Em relação à sua atividade na Santa Casa, o médico disponibilizou-se a deixar um email enviado ao provedor da Santa Casa em que manifestava indisponibilidade para fazer parte de qualquer órgão da Santa Casa, já em 2021. Sobre a alegada incompatibilidade referida por alguns deputados, nomeadamente por "assumir funções em órgãos representativos da Ordem dos Médicos e o estar a trabalhar para o Governo”, o médico rejeita que haja incompatibilidade dizendo “há dezenas de colegas meus que foram dirigentes da OM e que trabalharam para o Governo, alguns deles assinam o documento contra mim relativamente à incompatibilidade”, argumentando ainda que, “independentemente dos partidos, os médicos têm de estar presentes na sociedade e dar o seu contributo. Este é o meu desígnio”.
Sobre a afirmação de Marisa de Matias de que era “o ministro sombra”, considerou “extremamente injusto e até perverso alegarem que sou ministro sombra. A Sra ministra está desde sempre ligada à área da Saúde e notabilizou-se sempre como uma técnica e e pessoa honesta e competente. Não me parece bem que se afete a dignidade das pessoas”.
Por fim, Eurico Castro Alves fez questão de lembrar no Parlamento que os médicos têm sido muito “maltratados” por todos os governos e que “são fundamentais, não só pelo seu trabalho, mas pela sua participação na sociedade”, dizendo que ele próprio, como médico, não vai "deixar de participar na sociedade, seja por que partido for.

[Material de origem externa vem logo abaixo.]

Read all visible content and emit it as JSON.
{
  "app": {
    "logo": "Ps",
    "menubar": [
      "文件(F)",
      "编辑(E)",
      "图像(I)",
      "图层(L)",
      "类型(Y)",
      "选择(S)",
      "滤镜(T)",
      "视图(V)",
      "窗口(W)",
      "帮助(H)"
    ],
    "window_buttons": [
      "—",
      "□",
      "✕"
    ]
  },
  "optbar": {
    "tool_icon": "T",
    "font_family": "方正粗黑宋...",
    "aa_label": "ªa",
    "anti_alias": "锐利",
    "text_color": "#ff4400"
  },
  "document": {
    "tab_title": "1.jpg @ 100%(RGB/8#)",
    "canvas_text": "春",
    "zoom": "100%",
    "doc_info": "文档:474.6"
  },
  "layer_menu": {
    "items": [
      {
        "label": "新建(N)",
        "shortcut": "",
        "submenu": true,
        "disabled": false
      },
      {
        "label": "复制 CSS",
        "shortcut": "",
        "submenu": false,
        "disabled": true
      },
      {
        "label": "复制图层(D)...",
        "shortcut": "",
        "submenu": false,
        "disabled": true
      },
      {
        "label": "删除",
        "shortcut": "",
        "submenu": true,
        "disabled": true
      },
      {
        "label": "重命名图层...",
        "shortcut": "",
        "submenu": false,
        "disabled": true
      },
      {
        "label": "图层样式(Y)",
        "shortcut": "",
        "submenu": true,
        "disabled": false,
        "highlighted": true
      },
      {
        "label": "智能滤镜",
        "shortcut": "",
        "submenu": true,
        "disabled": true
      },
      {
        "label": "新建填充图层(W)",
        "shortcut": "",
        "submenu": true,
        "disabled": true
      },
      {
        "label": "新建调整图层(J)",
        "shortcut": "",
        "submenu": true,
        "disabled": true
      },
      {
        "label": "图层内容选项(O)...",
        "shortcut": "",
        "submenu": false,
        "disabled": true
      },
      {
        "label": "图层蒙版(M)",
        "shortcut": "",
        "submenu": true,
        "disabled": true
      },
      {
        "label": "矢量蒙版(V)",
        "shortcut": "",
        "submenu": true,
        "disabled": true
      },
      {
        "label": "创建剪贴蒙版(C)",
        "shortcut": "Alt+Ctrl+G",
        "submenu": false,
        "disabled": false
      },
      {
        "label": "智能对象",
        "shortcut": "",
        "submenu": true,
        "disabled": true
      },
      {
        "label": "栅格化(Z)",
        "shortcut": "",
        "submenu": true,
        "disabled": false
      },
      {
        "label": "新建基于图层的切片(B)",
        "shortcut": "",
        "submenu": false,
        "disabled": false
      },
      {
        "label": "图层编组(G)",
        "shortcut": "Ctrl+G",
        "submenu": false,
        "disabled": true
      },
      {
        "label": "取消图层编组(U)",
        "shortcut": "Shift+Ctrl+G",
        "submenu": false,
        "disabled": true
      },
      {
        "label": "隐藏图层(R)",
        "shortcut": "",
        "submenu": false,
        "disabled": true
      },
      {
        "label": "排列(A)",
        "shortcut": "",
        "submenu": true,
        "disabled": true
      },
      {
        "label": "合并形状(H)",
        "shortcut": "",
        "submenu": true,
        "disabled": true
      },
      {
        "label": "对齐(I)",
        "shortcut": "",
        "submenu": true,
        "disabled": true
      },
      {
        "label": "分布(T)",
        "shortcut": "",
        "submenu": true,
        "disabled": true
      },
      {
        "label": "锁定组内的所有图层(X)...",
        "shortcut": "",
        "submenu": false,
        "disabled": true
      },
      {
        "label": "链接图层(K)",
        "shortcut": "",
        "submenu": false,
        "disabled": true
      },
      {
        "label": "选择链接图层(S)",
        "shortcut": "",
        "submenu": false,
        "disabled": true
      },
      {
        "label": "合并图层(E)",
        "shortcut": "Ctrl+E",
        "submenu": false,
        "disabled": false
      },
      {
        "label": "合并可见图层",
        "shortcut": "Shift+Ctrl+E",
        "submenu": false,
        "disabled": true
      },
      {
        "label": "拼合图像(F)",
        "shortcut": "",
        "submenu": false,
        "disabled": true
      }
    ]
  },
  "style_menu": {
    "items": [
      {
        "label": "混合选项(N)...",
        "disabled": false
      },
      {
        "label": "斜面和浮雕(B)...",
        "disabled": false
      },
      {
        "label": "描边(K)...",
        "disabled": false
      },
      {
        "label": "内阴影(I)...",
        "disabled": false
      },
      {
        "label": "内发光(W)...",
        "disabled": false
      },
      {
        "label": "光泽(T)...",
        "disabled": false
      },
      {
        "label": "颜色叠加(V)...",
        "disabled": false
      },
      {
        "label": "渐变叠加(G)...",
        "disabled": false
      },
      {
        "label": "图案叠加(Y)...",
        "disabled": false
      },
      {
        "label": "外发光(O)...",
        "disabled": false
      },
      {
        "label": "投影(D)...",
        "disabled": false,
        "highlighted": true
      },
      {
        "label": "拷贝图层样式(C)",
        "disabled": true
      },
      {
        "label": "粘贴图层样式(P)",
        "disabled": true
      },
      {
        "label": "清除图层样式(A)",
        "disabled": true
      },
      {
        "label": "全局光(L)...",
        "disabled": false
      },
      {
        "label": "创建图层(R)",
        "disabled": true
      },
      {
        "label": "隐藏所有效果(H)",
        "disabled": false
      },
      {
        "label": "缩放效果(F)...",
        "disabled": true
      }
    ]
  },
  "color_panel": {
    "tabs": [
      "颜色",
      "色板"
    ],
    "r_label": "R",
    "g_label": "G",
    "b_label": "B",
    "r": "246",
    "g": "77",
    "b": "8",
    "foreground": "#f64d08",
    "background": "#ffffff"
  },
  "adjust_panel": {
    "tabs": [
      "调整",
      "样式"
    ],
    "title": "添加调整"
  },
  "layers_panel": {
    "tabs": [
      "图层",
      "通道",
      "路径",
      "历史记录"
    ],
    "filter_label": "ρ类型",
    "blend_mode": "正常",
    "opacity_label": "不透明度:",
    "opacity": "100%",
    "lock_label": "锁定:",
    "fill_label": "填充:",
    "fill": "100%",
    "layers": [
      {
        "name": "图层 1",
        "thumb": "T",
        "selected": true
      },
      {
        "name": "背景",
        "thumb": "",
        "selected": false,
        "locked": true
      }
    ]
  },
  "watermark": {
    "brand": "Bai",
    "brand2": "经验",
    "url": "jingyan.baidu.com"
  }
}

Senhora deputada do Bloco, não concordo com o seu partido, mas se o BE precisar de mim cá estarei. Os médicos têm de ser ouvidos”, disse, explicando que com isto não está "a fazer a apologia de que os médicos têm de mandar, mas que os governos têm de contar com os médicos". "Os médicos foram extremamente maltratados nos seus ordenados, a sua auto estima foi-se degradando e também compete agora aos senhores deputados resolverem este problema”.